Les assistants basés sur l’intelligence artificielle, comme Microsoft Copilot, sont conçus pour simplifier notre quotidien et accélérer le travail. Mais un incident récent démontre que leur intégration dans nos outils quotidiens peut également créer de nouvelles vulnérabilités. La société Varonis a révélé qu’un simple clic sur un lien banal pouvait suffire à exfiltrer des informations confidentielles depuis Copilot, grâce à une technique nommée Reprompt. Cette situation rappelle à quel point il est essentiel de rester vigilant, même face à des assistants que l’on considère sûrs et fiables.

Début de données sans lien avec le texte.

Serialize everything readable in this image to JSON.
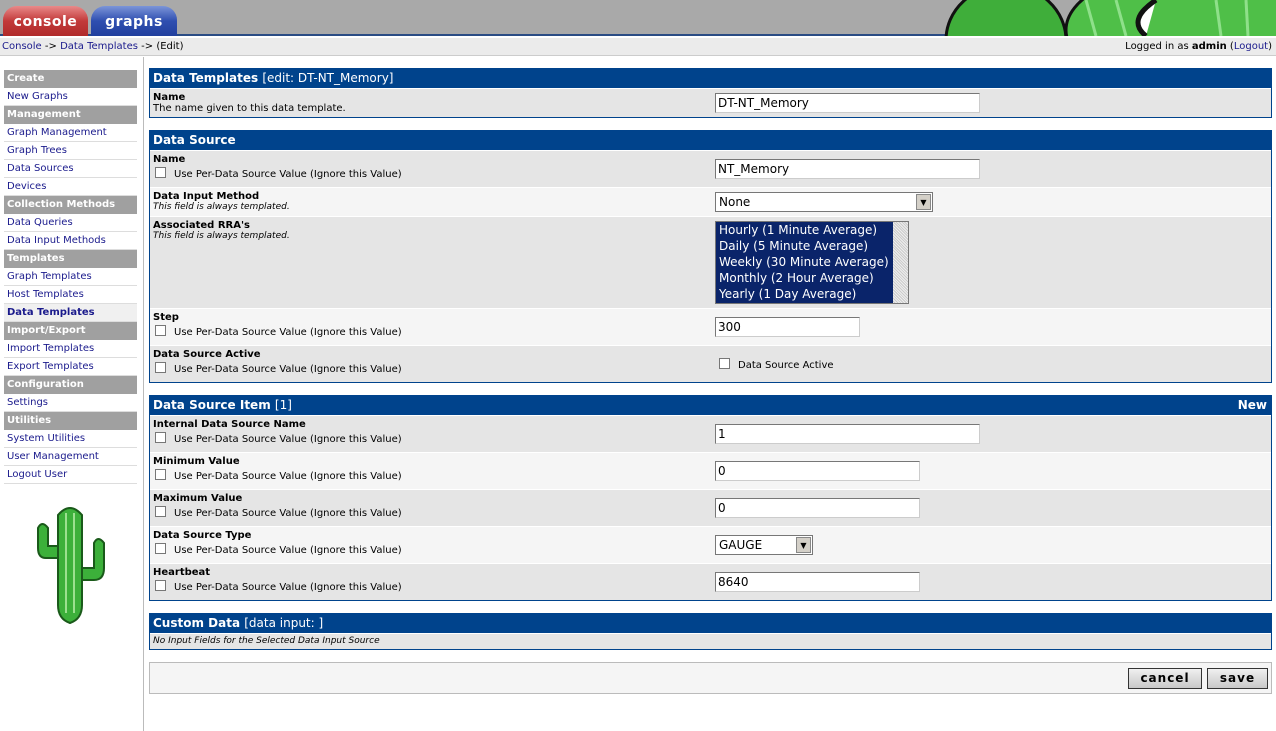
{
  "tabs": {
    "console": "console",
    "graphs": "graphs"
  },
  "breadcrumb": {
    "console": "Console",
    "sep": " -> ",
    "data_templates": "Data Templates",
    "edit": "(Edit)"
  },
  "login": {
    "prefix": "Logged in as ",
    "user": "admin",
    "logout": "Logout"
  },
  "sidebar": [
    {
      "type": "h",
      "label": "Create"
    },
    {
      "type": "i",
      "label": "New Graphs"
    },
    {
      "type": "h",
      "label": "Management"
    },
    {
      "type": "i",
      "label": "Graph Management"
    },
    {
      "type": "i",
      "label": "Graph Trees"
    },
    {
      "type": "i",
      "label": "Data Sources"
    },
    {
      "type": "i",
      "label": "Devices"
    },
    {
      "type": "h",
      "label": "Collection Methods"
    },
    {
      "type": "i",
      "label": "Data Queries"
    },
    {
      "type": "i",
      "label": "Data Input Methods"
    },
    {
      "type": "h",
      "label": "Templates"
    },
    {
      "type": "i",
      "label": "Graph Templates"
    },
    {
      "type": "i",
      "label": "Host Templates"
    },
    {
      "type": "i",
      "label": "Data Templates",
      "selected": true
    },
    {
      "type": "h",
      "label": "Import/Export"
    },
    {
      "type": "i",
      "label": "Import Templates"
    },
    {
      "type": "i",
      "label": "Export Templates"
    },
    {
      "type": "h",
      "label": "Configuration"
    },
    {
      "type": "i",
      "label": "Settings"
    },
    {
      "type": "h",
      "label": "Utilities"
    },
    {
      "type": "i",
      "label": "System Utilities"
    },
    {
      "type": "i",
      "label": "User Management"
    },
    {
      "type": "i",
      "label": "Logout User"
    }
  ],
  "per_ds_label": "Use Per-Data Source Value (Ignore this Value)",
  "sections": [
    {
      "title": "Data Templates",
      "sub": "[edit: DT-NT_Memory]",
      "rows": [
        {
          "label": "Name",
          "desc": "The name given to this data template.",
          "kind": "text",
          "value": "DT-NT_Memory",
          "w": 265
        }
      ]
    },
    {
      "title": "Data Source",
      "sub": "",
      "rows": [
        {
          "label": "Name",
          "perds": true,
          "kind": "text",
          "value": "NT_Memory",
          "w": 265
        },
        {
          "label": "Data Input Method",
          "note": "This field is always templated.",
          "kind": "select",
          "value": "None",
          "w": 218
        },
        {
          "label": "Associated RRA's",
          "note": "This field is always templated.",
          "kind": "list",
          "options": [
            "Hourly (1 Minute Average)",
            "Daily (5 Minute Average)",
            "Weekly (30 Minute Average)",
            "Monthly (2 Hour Average)",
            "Yearly (1 Day Average)"
          ]
        },
        {
          "label": "Step",
          "perds": true,
          "kind": "text",
          "value": "300",
          "w": 145
        },
        {
          "label": "Data Source Active",
          "perds": true,
          "kind": "check",
          "value": "Data Source Active"
        }
      ]
    },
    {
      "title": "Data Source Item",
      "sub": "[1]",
      "new": "New",
      "rows": [
        {
          "label": "Internal Data Source Name",
          "perds": true,
          "kind": "text",
          "value": "1",
          "w": 265
        },
        {
          "label": "Minimum Value",
          "perds": true,
          "kind": "text",
          "value": "0",
          "w": 205
        },
        {
          "label": "Maximum Value",
          "perds": true,
          "kind": "text",
          "value": "0",
          "w": 205
        },
        {
          "label": "Data Source Type",
          "perds": true,
          "kind": "select",
          "value": "GAUGE",
          "w": 98
        },
        {
          "label": "Heartbeat",
          "perds": true,
          "kind": "text",
          "value": "8640",
          "w": 205
        }
      ]
    },
    {
      "title": "Custom Data",
      "sub": "[data input: ]",
      "rows": [
        {
          "kind": "note",
          "note": "No Input Fields for the Selected Data Input Source"
        }
      ]
    }
  ],
  "buttons": {
    "cancel": "cancel",
    "save": "save"
  }
}
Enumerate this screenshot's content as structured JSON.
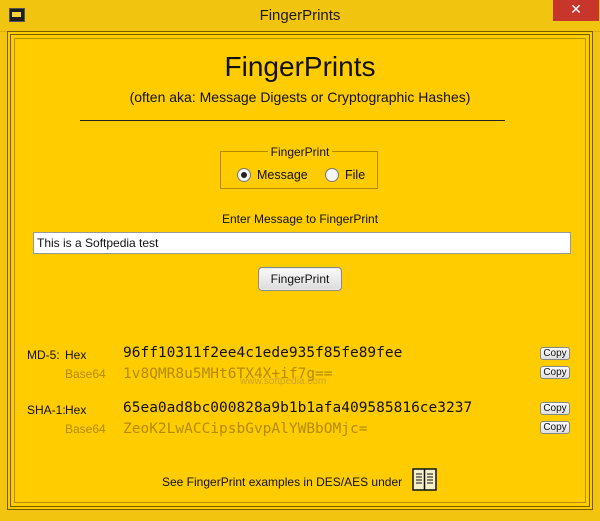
{
  "window": {
    "title": "FingerPrints",
    "close_glyph": "✕"
  },
  "header": {
    "title": "FingerPrints",
    "subtitle": "(often aka: Message Digests or Cryptographic Hashes)"
  },
  "mode_group": {
    "legend": "FingerPrint",
    "options": [
      {
        "label": "Message",
        "selected": true
      },
      {
        "label": "File",
        "selected": false
      }
    ]
  },
  "input": {
    "prompt": "Enter Message to FingerPrint",
    "value": "This is a Softpedia test"
  },
  "action": {
    "label": "FingerPrint"
  },
  "results": {
    "md5": {
      "label": "MD-5:",
      "hex_label": "Hex",
      "base64_label": "Base64",
      "hex": "96ff10311f2ee4c1ede935f85fe89fee",
      "base64": "1v8QMR8u5MHt6TX4X+if7g=="
    },
    "sha1": {
      "label": "SHA-1:",
      "hex_label": "Hex",
      "base64_label": "Base64",
      "hex": "65ea0ad8bc000828a9b1b1afa409585816ce3237",
      "base64": "ZeoK2LwACCipsbGvpAlYWBbOMjc="
    },
    "copy_label": "Copy"
  },
  "watermark": "www.softpedia.com",
  "footer": {
    "text": "See FingerPrint examples in DES/AES under",
    "icon": "book-icon"
  },
  "colors": {
    "background": "#ffcc00",
    "base64_text": "#b58b00",
    "close_button": "#c7352b"
  }
}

Comprendre l’attaque Reprompt

Une exfiltration sans piratage classique

Contrairement aux idées reçues, Copilot n’a pas été piraté au sens traditionnel. L’attaque Reprompt exploite un fonctionnement normal de l’assistant : lorsque Copilot est ouvert dans une session authentifiée, il peut exécuter automatiquement les instructions contenues dans l’URL.

Concrètement, si un utilisateur ouvre un lien du type copilot.microsoft.com/?q=Hello, Copilot interprète “Hello” comme un prompt et commence la conversation. Varonis a montré que ce mécanisme pouvait être détourné pour injecter des instructions malveillantes qui demandent à Copilot d’exécuter des requêtes successives, permettant d’extraire des informations confidentielles sans aucune action supplémentaire de l’utilisateur.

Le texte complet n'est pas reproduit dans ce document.